For sustained release of delicate proteins, an approach that can address all these important issues is highly desired. Due to the long-standing difficulties discussed above, it is unlikely that this task can be accomplished with the existing approaches. Microencapsulation strategies based on new scientific concepts are required.
In one of our previous patent application, we have reported (as the first time according to best of our knowledge) a unique microencapsulation system, stable polymer aqueous-aqueous emulsion (24). This system differs from conventional emulsions in that both the dispersed and continuous phases are aqueous. The system is also different from so-called polymer aqueous two-phase systems that form two block phases in absence of continuous mixing. This emulsion is stable for up a week without any (covalent or ionic) cross-linking treatment. Due to these unique characteristics, delicate therapeutics such as proteins, liposomes or live viruses can be loaded into the droplets of this emulsion under a condition free of chemical or physical hazards such as organic solvents, concentrated salts, extreme pH, crosslink agents, high shear stress, high interfacial tension and high temperature. By freeze-drying or other drying methods, dispersed phase of the emulsion can form glassy particles of defined shape and uniform size for various delivery purposes (inhalation or sustained release). Our previous work has established the proof-of-principle that all the stability problems raised in protein microencapsulation, such as the processes of protein loading, drying, storage and release (3), can be addressed using this unique system. In addition, all the ingredients used are those proven for injection into human.

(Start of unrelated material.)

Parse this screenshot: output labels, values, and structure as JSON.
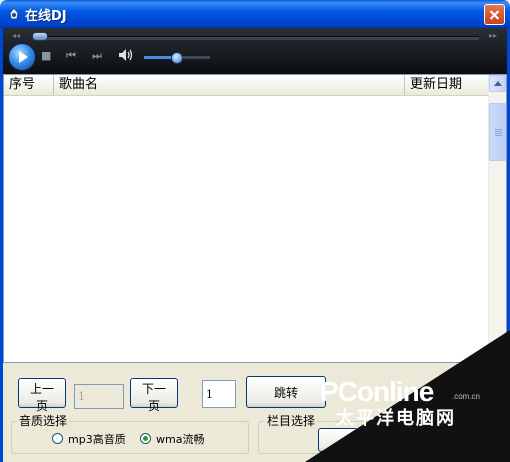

This present application further demonstrates applications of this stable aqueous-aqueous emulsion system in delivery of protein drugs. Proteins can be loaded into the dispersed phase of the aqueous-aqueous emulsion system and form glassy particles by freeze-drying thereafter. The entire preparation process is free of any chemical physical hazards. Protein activity can be well preserved during this preparation process. Proteins loaded in the glassy particles made via the emulsion system (called AqueSphere(s) hereafter) showed strong resistance to organic solvents, prolonged activity in hydrated state at 37° C., as well as linear release profile with minimal burst and incomplete release when being further loaded in degradable polymer microsphere.